For concave function \(f\), we have

\[\begin{equation} f\left(\sum_{i=1}^nc_ix_i\right) \ge \sum_{i=1}^nc_if(x_i).\non \end{equation}\]

Therefore we know the claim in (a) is correct.

(b) We only need focus on the first term.

Note that

\[\begin{eqnarray} g(\bW, \bb{H}|\bW^s, \bb{H}^s) &=& \sum_{i=1}^N\sum_{j=1}^p\sum_{k=1}^rx_{ij}\frac{a^s_{ikj}}{b^s_{ij}}\left(\log w_{ik} + \log h_{kj}\right)\non\\ &=&\sum_{i=1}^N\sum_{j=1}^p\sum_{k=1}^rx_{ij}\frac{a^s_{ikj}}{b^s_{ij}}\log \left(\frac{b^s_{ij}}{a^s_{ikj}}w_{ik}h_{kj}\right)- C,\non \end{eqnarray}\]

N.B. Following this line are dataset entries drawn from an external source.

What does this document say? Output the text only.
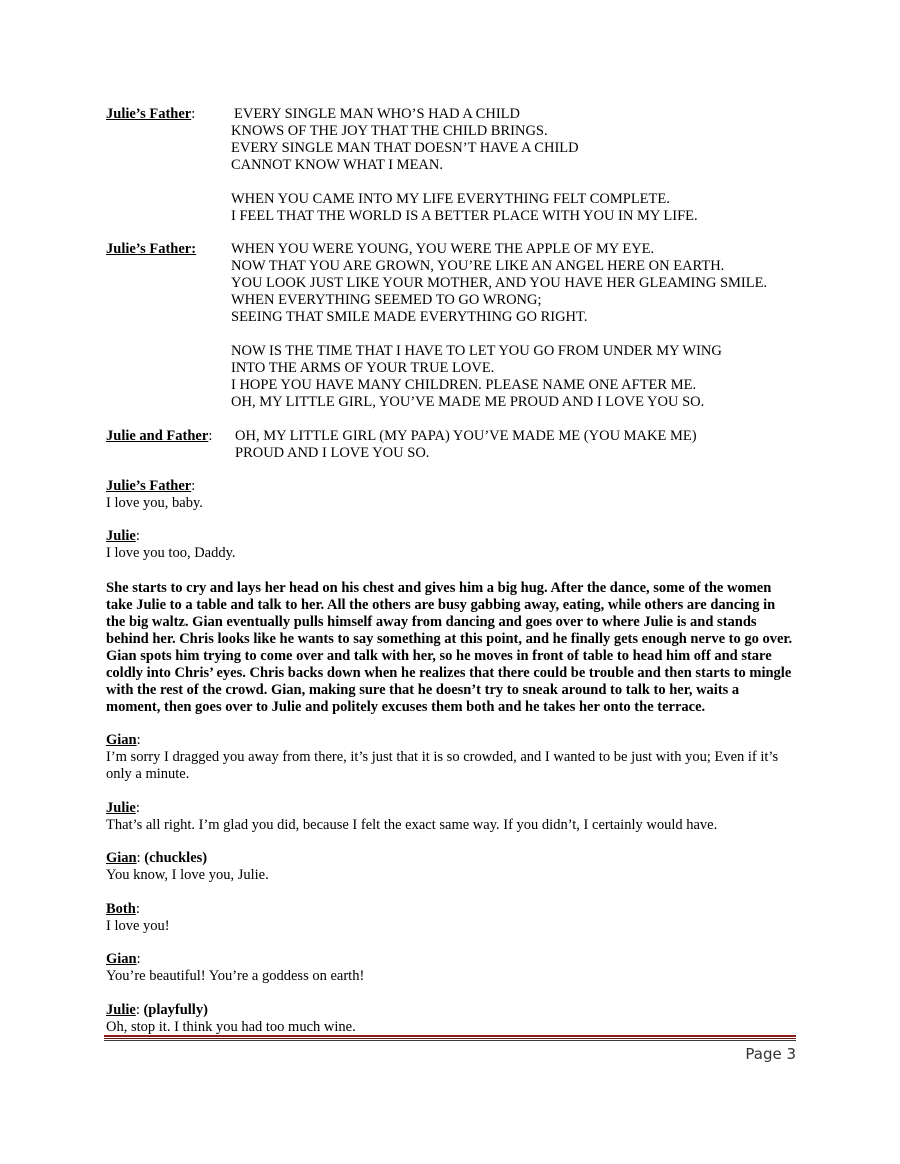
Julie’s Father:	EVERY SINGLE MAN WHO’S HAD A CHILD
KNOWS OF THE JOY THAT THE CHILD BRINGS.
EVERY SINGLE MAN THAT DOESN’T HAVE A CHILD
CANNOT KNOW WHAT I MEAN.
WHEN YOU CAME INTO MY LIFE EVERYTHING FELT COMPLETE.
I FEEL THAT THE WORLD IS A BETTER PLACE WITH YOU IN MY LIFE.
Julie’s Father: WHEN YOU WERE YOUNG, YOU WERE THE APPLE OF MY EYE.
NOW THAT YOU ARE GROWN, YOU’RE LIKE AN ANGEL HERE ON EARTH.
YOU LOOK JUST LIKE YOUR MOTHER, AND YOU HAVE HER GLEAMING SMILE.
WHEN EVERYTHING SEEMED TO GO WRONG;
SEEING THAT SMILE MADE EVERYTHING GO RIGHT.
NOW IS THE TIME THAT I HAVE TO LET YOU GO FROM UNDER MY WING
INTO THE ARMS OF YOUR TRUE LOVE.
I HOPE YOU HAVE MANY CHILDREN. PLEASE NAME ONE AFTER ME.
OH, MY LITTLE GIRL, YOU’VE MADE ME PROUD AND I LOVE YOU SO.
Julie and Father: OH, MY LITTLE GIRL (MY PAPA) YOU’VE MADE ME (YOU MAKE ME)
PROUD AND I LOVE YOU SO.
Julie’s Father:
I love you, baby.
Julie:
I love you too, Daddy.
She starts to cry and lays her head on his chest and gives him a big hug. After the dance, some of the women take Julie to a table and talk to her. All the others are busy gabbing away, eating, while others are dancing in the big waltz. Gian eventually pulls himself away from dancing and goes over to where Julie is and stands behind her. Chris looks like he wants to say something at this point, and he finally gets enough nerve to go over. Gian spots him trying to come over and talk with her, so he moves in front of table to head him off and stare coldly into Chris’ eyes. Chris backs down when he realizes that there could be trouble and then starts to mingle with the rest of the crowd. Gian, making sure that he doesn’t try to sneak around to talk to her, waits a moment, then goes over to Julie and politely excuses them both and he takes her onto the terrace.
Gian:
I’m sorry I dragged you away from there, it’s just that it is so crowded, and I wanted to be just with you; Even if it’s only a minute.
Julie:
That’s all right. I’m glad you did, because I felt the exact same way. If you didn’t, I certainly would have.
Gian: (chuckles)
You know, I love you, Julie.
Both:
I love you!
Gian:
You’re beautiful! You’re a goddess on earth!
Julie: (playfully)
Oh, stop it. I think you had too much wine.
Page 3
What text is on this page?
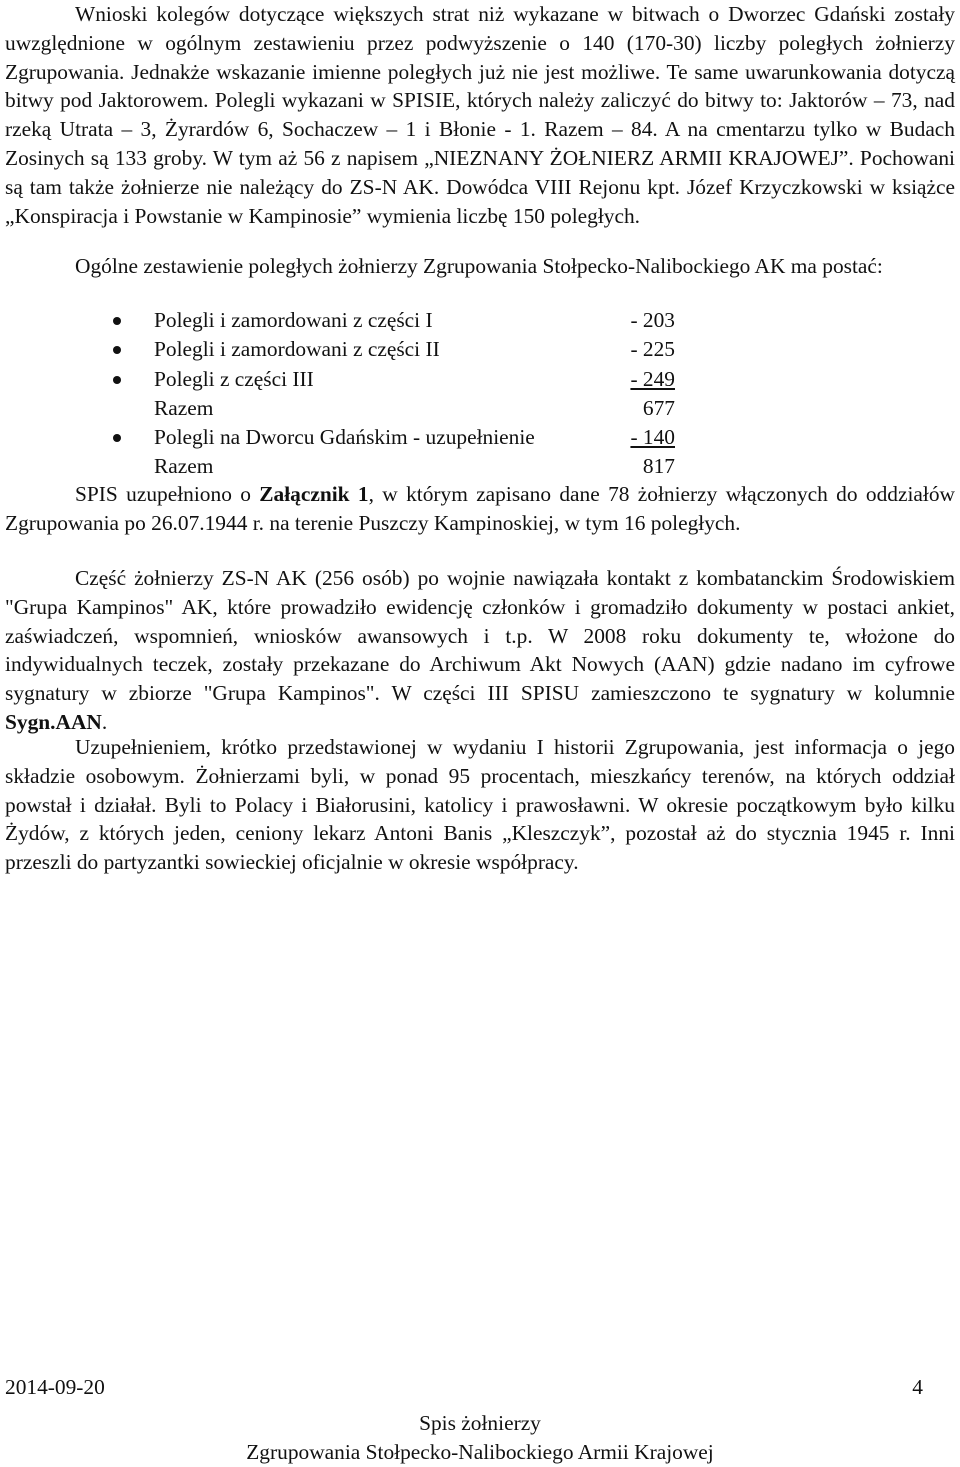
Wnioski kolegów dotyczące większych strat niż wykazane w bitwach o Dworzec Gdański zostały uwzględnione w ogólnym zestawieniu przez podwyższenie o 140 (170-30) liczby poległych żołnierzy Zgrupowania. Jednakże wskazanie imienne poległych już nie jest możliwe. Te same uwarunkowania dotyczą bitwy pod Jaktorowem. Polegli wykazani w SPISIE, których należy zaliczyć do bitwy to: Jaktorów – 73, nad rzeką Utrata – 3, Żyrardów 6, Sochaczew – 1 i Błonie - 1. Razem – 84. A na cmentarzu tylko w Budach Zosinych są 133 groby. W tym aż 56 z napisem „NIEZNANY ŻOŁNIERZ ARMII KRAJOWEJ”. Pochowani są tam także żołnierze nie należący do ZS-N AK. Dowódca VIII Rejonu kpt. Józef Krzyczkowski w książce „Konspiracja i Powstanie w Kampinosie” wymienia liczbę 150 poległych.

Ogólne zestawienie poległych żołnierzy Zgrupowania Stołpecko-Nalibockiego AK ma postać:

Polegli i zamordowani z części I	- 203
Polegli i zamordowani z części II	- 225
Polegli z części III	- 249
Razem	677
Polegli na Dworcu Gdańskim - uzupełnienie	- 140
Razem	817

SPIS uzupełniono o Załącznik 1, w którym zapisano dane 78 żołnierzy włączonych do oddziałów Zgrupowania po 26.07.1944 r. na terenie Puszczy Kampinoskiej, w tym 16 poległych.

Część żołnierzy ZS-N AK (256 osób) po wojnie nawiązała kontakt z kombatanckim Środowiskiem "Grupa Kampinos" AK, które prowadziło ewidencję członków i gromadziło dokumenty w postaci ankiet, zaświadczeń, wspomnień, wniosków awansowych i t.p. W 2008 roku dokumenty te, włożone do indywidualnych teczek, zostały przekazane do Archiwum Akt Nowych (AAN) gdzie nadano im cyfrowe sygnatury w zbiorze "Grupa Kampinos". W części III SPISU zamieszczono te sygnatury w kolumnie Sygn.AAN.

Uzupełnieniem, krótko przedstawionej w wydaniu I historii Zgrupowania, jest informacja o jego składzie osobowym. Żołnierzami byli, w ponad 95 procentach, mieszkańcy terenów, na których oddział powstał i działał. Byli to Polacy i Białorusini, katolicy i prawosławni. W okresie początkowym było kilku Żydów, z których jeden, ceniony lekarz Antoni Banis „Kleszczyk”, pozostał aż do stycznia 1945 r. Inni przeszli do partyzantki sowieckiej oficjalnie w okresie współpracy.

2014-09-20	4
Spis żołnierzy
Zgrupowania Stołpecko-Nalibockiego Armii Krajowej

where the constant \(C\) (independent of \(\bW\) and \(\bb{H}\)) is

\[\begin{equation} C = \sum_{i=1}^N\sum_{j=1}^p\sum_{k=1}^rx_{ij}\frac{a^s_{ikj}}{b^s_{ij}}\log \frac{b^s_{ij}}{a^s_{ikj}}.\non \end{equation}\]

Therefore, by (a), we have

\[\begin{equation} g(\bW, \bb{H}|\bW^s, \bb{H}^s) \le L(\bb{W}, \bb{H}),\non \end{equation}\]

and it's easy to verify that the equation holds when \(\bW^s = \bW\) and \(\bb{H}^s = \bb{H}\).

(c) Fix \(i\) and \(k\), we have

\[\begin{eqnarray} \frac{\partial g(\bW, \bb{H}|\bW^s, \bb{H}^s)}{\partial w_{ik}} &=& \sum_{j=1}^p x_{ij}\frac{a^s_{ikj}}{b^s_{ij}}\frac{1}{w_{ik}} - \sum_{j=1}^ph_{kj}\non\\ &=&0,\non \end{eqnarray}\]

so that

\[\begin{eqnarray} w_{ik} &=& \frac{\sum_{j=1}^px_{ij}\frac{a^s_{ikj}}{b^s_{ij}}}{\sum_{j=1}^ph_{kj}}\non\\ &=&\left(\sum_{j=1}^px_{ij} \frac{w^s_{ik}h^s_{kj}}{\sum_{k'=1}^rw^s_{ik'}h^s_{k'j}}\right)\Bigg/\sum_{j=1}^ph_{kj}\non\\ &=&w_{ik}^s\frac{\sum_{j=1}^ph_{kj}x_{ij}/(\bW\bb{H})_{ij}}{\sum_{j=1}^ph_{kj}},\non \end{eqnarray}\]

which is (14.74) in the text. The same arguments apply to the update of \(h_{kj}\), thus we omit it for brevity.